Born: 11 October, 1924, in Bay City, Texas. Died: 19 November, 2015, in Washington, DC, aged 91.
Mal Whitfield overcame a humble and disadvantaged upbringing to become one of America’s most renowned athletes of all time and later a highly acclaimed global sporting ambassador for his country.
As a double Olympic 800 metres gold medallist he was one of an exclusive club of three, along with Britain’s Douglas Lowe and New Zealand’s Peter Snell. In total, Whitfield collected five Olympic medals in London in 1948 – in addition to his 800m success, he won gold as a member of the United States 4x400m relay team and bronze in the individual 400m, while in Helsinki in 1952, he added a silver in the 4x400m relay to his 800m gold.
From 1948 to 1954, he was virtually unbeatable over two laps, winning 66 of 69 races during that period. Although he primarily ran to win as opposed to setting records, he did create six world records, including two at the half-mile.
One disadvantage regarding record breaking was his frequent “doubling up” at meetings – that is, running both the 400m and 800m in one afternoon. That said, he recorded some memorable “doubles”, as at Eskiltuna, Sweden in 1953 when he established a world record at 1,000m and, within an hour, a US record at 440 yards.
Widely known as “Marvellous Mal”, he was a beautifully smooth, elegant runner. Cordner Nelson, the celebrated American athletics observer, wrote: ”He was always cool and poised. He could jockey through any field, follow any pace and hold his own in any drive along the straight.”
Prior to the London Olympics he had never competed internationally and the favourite for the 800m was Arthur Wint, the well-known Jamaican athlete with a Scottish mother who had already won the 400m title at the same Games. But tactically Whitfield was very shrewd and he ensured he had a good lead over Wint coming off the final bend, enabling him to clinch the win. In 1952, Wint was again his main rival and again Whitfield held him off in the final straight to win by two yards. Afterwards he said: “I played it safe, I felt I could win that way. I had plenty left.”
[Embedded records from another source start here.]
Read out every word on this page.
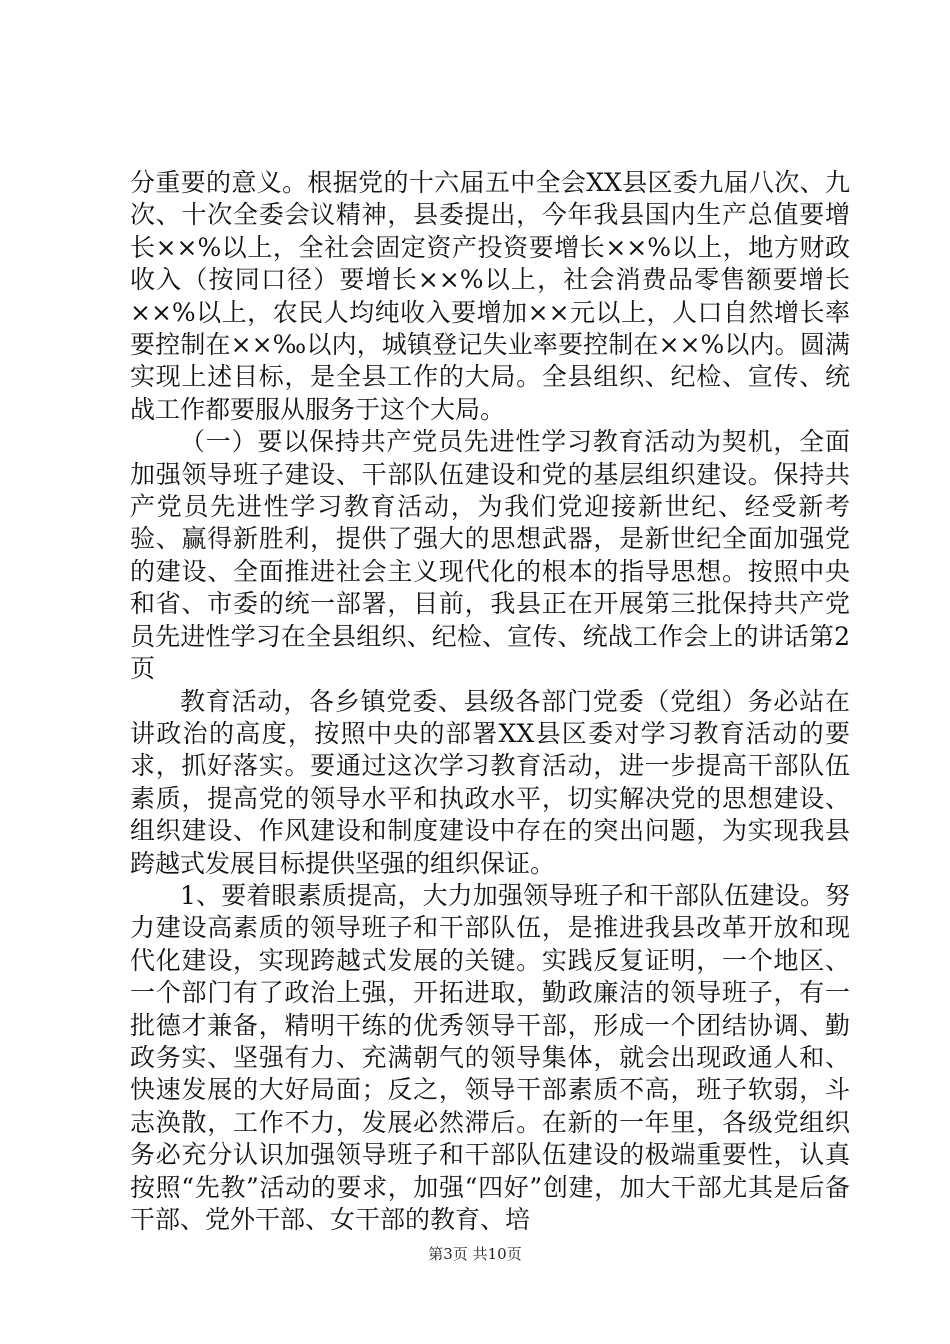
分重要的意义。根据党的十六届五中全会XX县区委九届八次、九次、十次全委会议精神，县委提出，今年我县国内生产总值要增长××%以上，全社会固定资产投资要增长××%以上，地方财政收入（按同口径）要增长××%以上，社会消费品零售额要增长××%以上，农民人均纯收入要增加××元以上，人口自然增长率要控制在××‰以内，城镇登记失业率要控制在××%以内。圆满实现上述目标，是全县工作的大局。全县组织、纪检、宣传、统战工作都要服从服务于这个大局。

（一）要以保持共产党员先进性学习教育活动为契机，全面加强领导班子建设、干部队伍建设和党的基层组织建设。保持共产党员先进性学习教育活动，为我们党迎接新世纪、经受新考验、赢得新胜利，提供了强大的思想武器，是新世纪全面加强党的建设、全面推进社会主义现代化的根本的指导思想。按照中央和省、市委的统一部署，目前，我县正在开展第三批保持共产党员先进性学习在全县组织、纪检、宣传、统战工作会上的讲话第2页

教育活动，各乡镇党委、县级各部门党委（党组）务必站在讲政治的高度，按照中央的部署XX县区委对学习教育活动的要求，抓好落实。要通过这次学习教育活动，进一步提高干部队伍素质，提高党的领导水平和执政水平，切实解决党的思想建设、组织建设、作风建设和制度建设中存在的突出问题，为实现我县跨越式发展目标提供坚强的组织保证。

1、要着眼素质提高，大力加强领导班子和干部队伍建设。努力建设高素质的领导班子和干部队伍，是推进我县改革开放和现代化建设，实现跨越式发展的关键。实践反复证明，一个地区、一个部门有了政治上强，开拓进取，勤政廉洁的领导班子，有一批德才兼备，精明干练的优秀领导干部，形成一个团结协调、勤政务实、坚强有力、充满朝气的领导集体，就会出现政通人和、快速发展的大好局面；反之，领导干部素质不高，班子软弱，斗志涣散，工作不力，发展必然滞后。在新的一年里，各级党组织务必充分认识加强领导班子和干部队伍建设的极端重要性，认真按照“先教”活动的要求，加强“四好”创建，加大干部尤其是后备干部、党外干部、女干部的教育、培

第3页 共10页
The 4x400 relay provided a fitting finale to the Helsinki Games. In an enthralling race, over the last leg Jamaica’s Olympic 400m champion George Rhoden just pipped Whitfield to the tape, both being given the same split time with both teams shattering the US world record by more than four seconds.
He also ran in Scotland. Back in the day, the Rangers’ Sports was one of the highlights of the athletics season and attracted some of the world’s biggest names to Ibrox. In 1950 Whitfield comfortably won the half-mile off scratch while also setting a new Scottish All Comers’ record. In second, off a handicap of 24 yards, was former Scottish champion, Edinburgh’s Jimmy Smart, later a well-known athletics official, demonstrating the gulf between world class and domestic level.
Edinburgh’s Highland Games at Murrayfield was another high-profile event then and in 1952 in front of a crowd of 50,000, Whitfield won the half-mile before showing his versatility by winning the 220 yards.
As a youngster, Whitfield’s family moved to the Watts district of Los Angeles, later synonomous with race riots. His father died when he was aged four and his mother when he was 12, leading to his sister adopting him and bringing him up. He became interested in athletics after watching black American Eddie Tolan win the 100m at the Los Angeles Olympics.
After Jefferson High School, he joined the US Air Force in 1943, becoming one of the “Tuskegee Airmen”, an exclusively African-American aviator corps, so-called as their original base was near Tuskegee in Alabama. Most of his war service was spent with a fighter group based in Ohio and when war finished he attended Ohio State University while still serving in the Air Force.
When the Korean War broke out, he was recalled to service and as a tail gunner flew 27 bombing missions. He later recalled: “As a staff sergeant I flew combat missions with 13th Squadron. Sometimes I trained on icy Korean airstrips with a pistol strapped to my waist.”
In 1954 he became the first black recipient of the James E Sullivan award for America’s most outstanding sportsman of the year. It did not escape his notice that to access the room where the ceremony was held he was not allowed to use the “normal” lift but had to use the service lift. He also experienced racism at times during his military service. This led to his involvement in the civil rights movement from a sporting perspective. Calling for a boycott of the 1964 Tokyo Olympics, he said: ”American negro athletes have to join the civil rights fight – it’s time for the USA to live up to its promises of liberty, equality and justice for all.”
When his running career finished he was appointed a sporting ambassador for the US Foreign Service and spent many years in Africa, Asia and the Caribbean promoting and developing sporting opportunities for as wide a cross-section of youngsters as possible. He reckoned he had visited 132 countries in this role and was tireless in pursuit of his aims.
Once retired, he set up his own foundation to continue this work and was highly regarded for his excellent contribution. Paying tribute at a White House reception, president Ronald Reagan said: “Whether flying missions over Korea, or winning gold medals at the Olympics or as a goodwill ambassador among the young athletes of Africa, the country is proud of you and grateful to you.”